Já não me surpreende se voltarem a imperar as práticas soviéticas de limitação dos matrimónios entre estrangeiros e familiares de pessoas com acesso a segredos de Estado. E tudo isto estava “conforme” as palavras do ditador comunista José Estaline de que “os filhos não respondem pelos pais”.

É muito difícil acreditar que estas novas medidas, se forem realizadas, contribuam para a modernização e para o avanço tecnológico na Rússia. Os últimos incidentes com o incêndio no submarino, que provocou 14 mortos, ou a explosão durante o teste de um propulsor nuclear para mísseis, que atingiu mortalmente sete pessoas, mostram que nem tudo vai bem no complexo militar-industrial russo. Esta é uma das áreas fortemente atingidas pela corrupção.

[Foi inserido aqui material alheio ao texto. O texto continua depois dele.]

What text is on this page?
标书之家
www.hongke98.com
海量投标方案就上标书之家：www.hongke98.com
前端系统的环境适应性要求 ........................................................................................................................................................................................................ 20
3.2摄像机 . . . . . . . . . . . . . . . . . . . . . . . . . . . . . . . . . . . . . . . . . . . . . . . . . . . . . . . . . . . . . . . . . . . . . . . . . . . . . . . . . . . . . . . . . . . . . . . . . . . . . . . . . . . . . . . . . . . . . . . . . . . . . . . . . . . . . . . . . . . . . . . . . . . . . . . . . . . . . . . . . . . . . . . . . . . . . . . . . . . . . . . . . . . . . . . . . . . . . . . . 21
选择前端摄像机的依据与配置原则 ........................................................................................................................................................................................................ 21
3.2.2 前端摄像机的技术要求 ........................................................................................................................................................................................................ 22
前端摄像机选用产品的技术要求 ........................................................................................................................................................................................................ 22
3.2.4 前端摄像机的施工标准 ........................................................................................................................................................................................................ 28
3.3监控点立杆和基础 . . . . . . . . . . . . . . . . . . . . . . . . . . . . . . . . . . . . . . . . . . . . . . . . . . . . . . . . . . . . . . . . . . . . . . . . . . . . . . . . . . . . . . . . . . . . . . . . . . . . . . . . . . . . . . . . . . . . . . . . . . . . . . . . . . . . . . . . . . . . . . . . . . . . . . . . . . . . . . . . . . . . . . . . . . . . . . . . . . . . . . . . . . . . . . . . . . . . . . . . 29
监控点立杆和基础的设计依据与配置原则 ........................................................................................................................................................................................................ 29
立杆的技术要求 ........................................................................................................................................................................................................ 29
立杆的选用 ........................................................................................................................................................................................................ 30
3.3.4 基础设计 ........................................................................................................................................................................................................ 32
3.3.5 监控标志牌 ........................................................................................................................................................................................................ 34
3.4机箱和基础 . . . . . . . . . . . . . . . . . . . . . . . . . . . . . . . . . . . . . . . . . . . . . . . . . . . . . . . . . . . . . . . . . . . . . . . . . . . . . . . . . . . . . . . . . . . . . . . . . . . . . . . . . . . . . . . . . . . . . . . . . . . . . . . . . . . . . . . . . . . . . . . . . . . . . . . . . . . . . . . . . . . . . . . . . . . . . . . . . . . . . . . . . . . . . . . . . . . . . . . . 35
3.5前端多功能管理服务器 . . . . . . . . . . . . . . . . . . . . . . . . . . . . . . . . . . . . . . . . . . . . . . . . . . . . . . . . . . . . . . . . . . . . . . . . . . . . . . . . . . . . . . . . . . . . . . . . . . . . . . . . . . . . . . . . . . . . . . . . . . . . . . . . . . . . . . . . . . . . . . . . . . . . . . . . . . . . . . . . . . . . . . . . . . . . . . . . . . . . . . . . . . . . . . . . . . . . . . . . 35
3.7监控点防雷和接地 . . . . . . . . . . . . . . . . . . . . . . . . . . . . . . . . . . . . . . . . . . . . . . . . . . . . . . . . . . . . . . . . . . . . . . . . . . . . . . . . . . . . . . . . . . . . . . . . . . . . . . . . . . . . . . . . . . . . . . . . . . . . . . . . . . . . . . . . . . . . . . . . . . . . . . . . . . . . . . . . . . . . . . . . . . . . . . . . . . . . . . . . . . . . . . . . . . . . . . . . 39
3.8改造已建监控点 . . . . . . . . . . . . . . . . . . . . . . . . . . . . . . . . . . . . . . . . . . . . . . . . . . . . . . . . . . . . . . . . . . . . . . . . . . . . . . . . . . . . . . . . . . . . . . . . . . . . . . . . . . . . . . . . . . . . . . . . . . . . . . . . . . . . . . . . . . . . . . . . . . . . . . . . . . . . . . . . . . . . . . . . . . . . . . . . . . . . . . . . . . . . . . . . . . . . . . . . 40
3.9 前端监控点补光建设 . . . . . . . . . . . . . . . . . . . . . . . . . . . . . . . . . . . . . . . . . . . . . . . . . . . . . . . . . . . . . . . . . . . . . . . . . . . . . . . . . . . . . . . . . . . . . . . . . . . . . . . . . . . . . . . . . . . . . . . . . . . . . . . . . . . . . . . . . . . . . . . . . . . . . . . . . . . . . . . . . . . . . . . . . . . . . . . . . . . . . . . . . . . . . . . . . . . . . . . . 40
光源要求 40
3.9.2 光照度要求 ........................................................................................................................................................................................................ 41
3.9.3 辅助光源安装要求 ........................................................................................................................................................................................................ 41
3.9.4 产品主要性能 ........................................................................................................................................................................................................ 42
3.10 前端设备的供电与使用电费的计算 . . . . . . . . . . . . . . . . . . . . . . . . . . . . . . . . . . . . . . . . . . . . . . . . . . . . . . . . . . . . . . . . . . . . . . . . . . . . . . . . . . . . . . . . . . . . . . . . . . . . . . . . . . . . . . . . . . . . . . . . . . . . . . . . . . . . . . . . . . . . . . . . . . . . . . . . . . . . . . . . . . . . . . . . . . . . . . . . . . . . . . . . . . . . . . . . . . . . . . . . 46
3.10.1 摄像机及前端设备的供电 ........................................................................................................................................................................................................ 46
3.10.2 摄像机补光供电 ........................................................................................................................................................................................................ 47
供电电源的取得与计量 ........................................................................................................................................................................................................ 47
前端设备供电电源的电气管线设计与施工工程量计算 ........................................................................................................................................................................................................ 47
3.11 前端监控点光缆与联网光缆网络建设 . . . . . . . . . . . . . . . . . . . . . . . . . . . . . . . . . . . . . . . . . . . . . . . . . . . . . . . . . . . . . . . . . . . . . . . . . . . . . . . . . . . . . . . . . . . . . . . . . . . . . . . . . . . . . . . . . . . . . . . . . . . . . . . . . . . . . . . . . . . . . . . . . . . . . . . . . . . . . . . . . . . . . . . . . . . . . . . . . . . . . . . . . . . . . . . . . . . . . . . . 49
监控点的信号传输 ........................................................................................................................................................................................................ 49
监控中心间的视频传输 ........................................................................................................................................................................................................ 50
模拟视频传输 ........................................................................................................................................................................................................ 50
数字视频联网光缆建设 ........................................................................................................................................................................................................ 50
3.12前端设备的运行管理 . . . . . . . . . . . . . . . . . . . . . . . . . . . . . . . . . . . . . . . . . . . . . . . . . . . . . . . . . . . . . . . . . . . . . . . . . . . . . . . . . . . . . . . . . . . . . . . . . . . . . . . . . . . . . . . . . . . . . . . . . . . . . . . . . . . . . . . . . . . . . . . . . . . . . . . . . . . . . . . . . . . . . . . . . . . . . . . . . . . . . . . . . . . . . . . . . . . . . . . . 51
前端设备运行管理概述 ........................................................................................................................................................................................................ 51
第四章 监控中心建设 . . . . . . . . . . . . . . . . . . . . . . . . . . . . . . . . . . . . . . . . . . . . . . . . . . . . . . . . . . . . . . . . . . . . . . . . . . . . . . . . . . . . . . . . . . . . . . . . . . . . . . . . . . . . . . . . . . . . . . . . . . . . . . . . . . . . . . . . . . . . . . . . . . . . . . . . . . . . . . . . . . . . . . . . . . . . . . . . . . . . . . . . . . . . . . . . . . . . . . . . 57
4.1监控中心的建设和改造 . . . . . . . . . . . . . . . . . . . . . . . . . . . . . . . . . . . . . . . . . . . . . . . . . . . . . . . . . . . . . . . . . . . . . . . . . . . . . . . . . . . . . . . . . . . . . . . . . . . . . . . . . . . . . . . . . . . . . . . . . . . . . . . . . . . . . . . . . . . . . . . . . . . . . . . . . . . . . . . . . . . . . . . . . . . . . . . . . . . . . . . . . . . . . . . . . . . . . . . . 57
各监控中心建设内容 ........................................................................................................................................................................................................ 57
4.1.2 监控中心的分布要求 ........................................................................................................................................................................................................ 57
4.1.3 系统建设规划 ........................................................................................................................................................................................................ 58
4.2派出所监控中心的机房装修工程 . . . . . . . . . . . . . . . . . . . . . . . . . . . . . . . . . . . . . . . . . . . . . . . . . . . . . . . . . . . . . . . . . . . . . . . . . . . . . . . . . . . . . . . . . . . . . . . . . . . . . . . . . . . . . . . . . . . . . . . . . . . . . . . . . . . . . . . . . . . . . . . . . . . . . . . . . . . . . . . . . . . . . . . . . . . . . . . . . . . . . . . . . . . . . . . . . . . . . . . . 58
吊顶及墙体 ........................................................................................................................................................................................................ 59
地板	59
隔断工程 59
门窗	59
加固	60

Além disso, a falta de informação sobre estes graves acidentes traz à memória catástrofes como as da Central Nuclear de Chernobyl ou do submarino Kursk.

Até agora, Vladimir Putin, através de medidas repressivas, tenta transmitir a ideia de existência de paz social e política no país. A imersão num batíscafo nas profundezas do Mar Báltico e a participação do Presidente em encontros de motoqueiros nacionalistas são acções realizadas a mostrar que Putin continua a controlar a situação, mas torna-se cada vez mais difícil esconder os problemas. A popularidade do Presidente e do Partido “Rússia Unida”, que está claramente em queda, demonstra isso.

Entretanto, é mais fácil acusar “agentes estrangeiros” de ingerência nos assuntos internos da Rússia. Segundo a versão do Kremlin, as grandes manifestações que ocorreram nas últimas semanas em Moscovo, em sinal de protesto contra o impedimento da participação de militantes da oposição nas eleições municipais na capital russa, também têm a mão do exterior.

Aqui, Putin conta com o apoio do obediente Guennadi Ziuganov, dirigente do Partido Comunista da Federação da Rússia. Este afirma que os manifestantes “recebem milhares de milhões de rublos” do estrangeiro. O mais influente “marxista-leninista” russo despreza o papel das massas populares nas manifestações de protesto, preferindo juntar-se ao coro dos adeptos das “conjuras internacionais”.

Uma nova “cortina de ferro” desce na Rússia.